Rose se fue a su cuarto. Nada le afectaba mas que hablar de su esposo muerto y de su vida matrimonial. Su tía Esme la siguió.

- Querida, no te empeñes en creer que fuiste feliz con Royce.

- Lo fui.

- Mentira. Una mujer no puede ser feliz junto a un hombre que le gasta el dinero que sus padres le dejaron y busca entretenimiento fuera del hogar. Tu te morias de dolor, esperándolo.

- Tía Esme, por favor…

- Tienes que volver a vivir, Rose. No puedes enterrarte en un recuerdo. El dia que vinieron a decirme que Royce se había estrellado en el auto, que Dios me perdone, pero no sentí dolor. Te quedo un hijo y Esmie venía en camino.

- Tía , prefiero recordar a Royce con agrado, no con rencor.

- Y mientras tanto, los hombres pasan a tu lado y tu ni te enteras.

- ¿Crees que alguien va a quererme?

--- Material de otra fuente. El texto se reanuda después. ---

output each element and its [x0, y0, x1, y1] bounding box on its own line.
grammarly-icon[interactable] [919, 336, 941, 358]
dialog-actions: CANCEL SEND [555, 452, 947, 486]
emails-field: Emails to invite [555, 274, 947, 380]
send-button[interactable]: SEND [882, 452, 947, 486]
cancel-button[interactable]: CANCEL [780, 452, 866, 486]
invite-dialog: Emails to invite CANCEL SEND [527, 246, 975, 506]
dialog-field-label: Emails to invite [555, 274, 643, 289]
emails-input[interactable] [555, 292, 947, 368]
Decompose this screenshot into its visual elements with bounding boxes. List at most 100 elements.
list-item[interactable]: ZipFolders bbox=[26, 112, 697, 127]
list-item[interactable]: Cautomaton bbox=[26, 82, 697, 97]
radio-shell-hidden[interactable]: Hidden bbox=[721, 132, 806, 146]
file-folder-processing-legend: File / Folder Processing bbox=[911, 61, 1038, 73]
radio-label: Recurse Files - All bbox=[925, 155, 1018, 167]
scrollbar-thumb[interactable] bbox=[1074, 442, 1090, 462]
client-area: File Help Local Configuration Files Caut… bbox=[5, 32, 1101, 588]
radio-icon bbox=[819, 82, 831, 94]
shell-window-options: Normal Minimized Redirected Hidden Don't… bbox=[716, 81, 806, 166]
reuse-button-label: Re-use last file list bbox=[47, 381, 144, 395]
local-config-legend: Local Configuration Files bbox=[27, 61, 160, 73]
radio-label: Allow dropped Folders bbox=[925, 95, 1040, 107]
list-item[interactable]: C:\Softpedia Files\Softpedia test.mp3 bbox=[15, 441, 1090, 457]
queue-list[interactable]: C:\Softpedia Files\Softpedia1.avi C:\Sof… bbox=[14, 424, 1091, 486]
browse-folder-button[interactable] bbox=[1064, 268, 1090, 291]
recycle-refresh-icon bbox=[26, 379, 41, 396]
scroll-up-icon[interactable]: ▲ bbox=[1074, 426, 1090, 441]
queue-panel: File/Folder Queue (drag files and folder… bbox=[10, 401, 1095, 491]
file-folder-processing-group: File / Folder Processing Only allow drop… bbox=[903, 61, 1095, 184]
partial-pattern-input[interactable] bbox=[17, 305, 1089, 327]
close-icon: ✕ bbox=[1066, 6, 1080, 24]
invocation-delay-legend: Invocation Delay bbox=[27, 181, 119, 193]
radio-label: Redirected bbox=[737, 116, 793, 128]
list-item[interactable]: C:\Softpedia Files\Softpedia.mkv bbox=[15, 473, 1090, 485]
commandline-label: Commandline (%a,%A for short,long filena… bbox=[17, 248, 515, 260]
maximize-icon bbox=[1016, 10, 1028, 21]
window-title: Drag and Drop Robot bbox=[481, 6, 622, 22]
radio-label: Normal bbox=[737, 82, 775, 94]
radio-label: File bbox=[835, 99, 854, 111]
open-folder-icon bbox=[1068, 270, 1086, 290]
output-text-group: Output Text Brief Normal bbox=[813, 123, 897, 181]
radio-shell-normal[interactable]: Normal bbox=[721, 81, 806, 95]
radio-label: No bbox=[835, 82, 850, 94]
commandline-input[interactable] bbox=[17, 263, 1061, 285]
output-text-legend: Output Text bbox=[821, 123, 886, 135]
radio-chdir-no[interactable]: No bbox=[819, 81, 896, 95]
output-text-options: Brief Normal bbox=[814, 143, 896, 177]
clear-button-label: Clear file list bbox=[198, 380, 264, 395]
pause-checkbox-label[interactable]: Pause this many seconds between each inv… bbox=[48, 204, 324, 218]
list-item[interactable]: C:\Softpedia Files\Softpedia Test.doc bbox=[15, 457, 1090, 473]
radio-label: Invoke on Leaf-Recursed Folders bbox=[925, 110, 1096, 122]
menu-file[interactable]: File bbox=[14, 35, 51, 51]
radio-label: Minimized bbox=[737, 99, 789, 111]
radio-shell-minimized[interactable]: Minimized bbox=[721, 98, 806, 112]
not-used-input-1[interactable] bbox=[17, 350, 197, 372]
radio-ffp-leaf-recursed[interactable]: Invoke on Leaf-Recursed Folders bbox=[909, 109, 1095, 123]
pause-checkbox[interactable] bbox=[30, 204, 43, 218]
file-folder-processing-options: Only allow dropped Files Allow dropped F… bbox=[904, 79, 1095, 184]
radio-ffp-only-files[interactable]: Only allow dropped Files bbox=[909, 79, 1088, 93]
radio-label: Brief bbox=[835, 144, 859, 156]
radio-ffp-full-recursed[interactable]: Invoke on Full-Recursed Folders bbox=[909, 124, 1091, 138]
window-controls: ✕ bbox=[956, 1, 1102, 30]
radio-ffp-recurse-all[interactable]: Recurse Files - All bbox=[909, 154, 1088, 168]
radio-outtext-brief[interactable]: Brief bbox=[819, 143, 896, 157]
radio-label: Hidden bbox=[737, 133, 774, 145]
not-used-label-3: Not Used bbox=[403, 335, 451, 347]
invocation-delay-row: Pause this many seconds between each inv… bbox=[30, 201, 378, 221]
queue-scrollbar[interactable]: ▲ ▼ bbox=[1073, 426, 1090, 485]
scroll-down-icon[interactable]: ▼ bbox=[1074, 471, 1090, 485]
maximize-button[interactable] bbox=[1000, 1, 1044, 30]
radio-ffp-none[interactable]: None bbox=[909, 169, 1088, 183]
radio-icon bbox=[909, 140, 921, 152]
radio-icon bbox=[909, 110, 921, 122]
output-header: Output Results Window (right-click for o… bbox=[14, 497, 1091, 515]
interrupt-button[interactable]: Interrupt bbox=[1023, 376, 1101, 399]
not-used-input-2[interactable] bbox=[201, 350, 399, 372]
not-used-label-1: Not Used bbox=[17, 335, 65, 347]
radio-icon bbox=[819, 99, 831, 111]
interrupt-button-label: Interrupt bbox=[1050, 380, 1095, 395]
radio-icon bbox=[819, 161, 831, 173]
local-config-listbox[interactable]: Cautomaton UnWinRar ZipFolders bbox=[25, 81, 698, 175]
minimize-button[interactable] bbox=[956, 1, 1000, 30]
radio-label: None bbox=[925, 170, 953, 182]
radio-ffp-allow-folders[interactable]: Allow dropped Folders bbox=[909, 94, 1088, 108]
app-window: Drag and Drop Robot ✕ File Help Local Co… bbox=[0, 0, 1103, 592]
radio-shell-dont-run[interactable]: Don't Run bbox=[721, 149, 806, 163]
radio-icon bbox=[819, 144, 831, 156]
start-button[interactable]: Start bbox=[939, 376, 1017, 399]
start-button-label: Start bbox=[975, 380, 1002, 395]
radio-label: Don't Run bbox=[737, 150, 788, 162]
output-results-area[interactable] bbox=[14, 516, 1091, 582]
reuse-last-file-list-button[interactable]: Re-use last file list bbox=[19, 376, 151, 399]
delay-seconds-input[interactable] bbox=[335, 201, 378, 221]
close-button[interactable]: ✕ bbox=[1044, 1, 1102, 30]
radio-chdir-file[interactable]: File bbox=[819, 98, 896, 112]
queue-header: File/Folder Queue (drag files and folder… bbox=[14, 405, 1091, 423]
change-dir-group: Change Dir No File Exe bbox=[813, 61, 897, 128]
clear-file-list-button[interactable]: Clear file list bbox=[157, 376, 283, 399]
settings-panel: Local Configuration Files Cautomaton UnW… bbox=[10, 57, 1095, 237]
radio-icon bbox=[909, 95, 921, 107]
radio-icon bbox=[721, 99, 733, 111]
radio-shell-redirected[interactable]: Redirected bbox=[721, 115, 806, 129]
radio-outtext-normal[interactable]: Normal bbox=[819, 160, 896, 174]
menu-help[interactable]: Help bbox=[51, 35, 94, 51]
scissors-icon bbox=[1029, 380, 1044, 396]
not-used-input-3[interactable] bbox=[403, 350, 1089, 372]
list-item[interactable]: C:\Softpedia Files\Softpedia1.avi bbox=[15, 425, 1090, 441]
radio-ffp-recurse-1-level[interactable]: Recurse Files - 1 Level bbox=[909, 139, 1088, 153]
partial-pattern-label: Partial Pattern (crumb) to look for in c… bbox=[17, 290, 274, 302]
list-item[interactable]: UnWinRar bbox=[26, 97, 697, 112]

Tía, soy una viuda con dos hijos.

- Eres una viuda joven, bella y decente. ¿Por qué no?

- Mira, tía, si te empeñas en hacerme recordar que fui desgraciada en mi matrimonio, como es lógico no voy a querer casarme otra vez.

- Nadie cae dos veces en la misma equivocación, Rose. Antes eras muy niña y te dejaste engañar. Ahora sé que vas a elegir bien.

- Mira, tía, te voy a confesar algo para que no insistas en lo mismo. No quiero pensar en mi desengaño amoroso, pues prefiero tener limpio mi corazón de malos recuerdos. ¿Sabes por que? Para amar de nuevo. Si me caso otra vez será para amar mucho y eso no es posible si en mi hay odio hacia Royce. De esa manera no volveré a casarme. ¿Me entiendes?

Tía Esme suspiro y solo dijo:

- Sí, querida.

Al día siguiente, cuando Rose dejo la oficina a las seis de la tarde, lo vio donde siempre. El desconocido se puso de pie y la siguió a cierta distancia. A ella le molestaba la persecución y, a la vez, le halagaba. Sonrió. En realidad, no le interesaban los hombres. Tía Esme tenía razón, pues había sido muy infeliz en su matrimonio. Su experiencia al lado de Royce fue demasiado dolorosa. Fue un hombre alocado y ambicioso, sin ninguna responsabilidad.

Iba a entrar en el metro, cuando el desconocido se detuvo a su lado y le sonrió. Rose lo miró seria, pero pudo observarlo mejor. Tenía los ojos azules y era muy atractivo. Se notaba que era un hombre que había vivido mucho.

''Seguro que este hombre busca una aventura amorosa. Se equivoca conmigo'', pensó Rose y siguió caminando.

El hombre la siguió y Rose sintió una rabia incontenible. Estuvo a punto de volverse y de reclamarle por su acoso, pero pensó que sería ridículo hacerlo. A fin de cuentas, el no la había molestado, ni siquiera le había dirigido la palabra.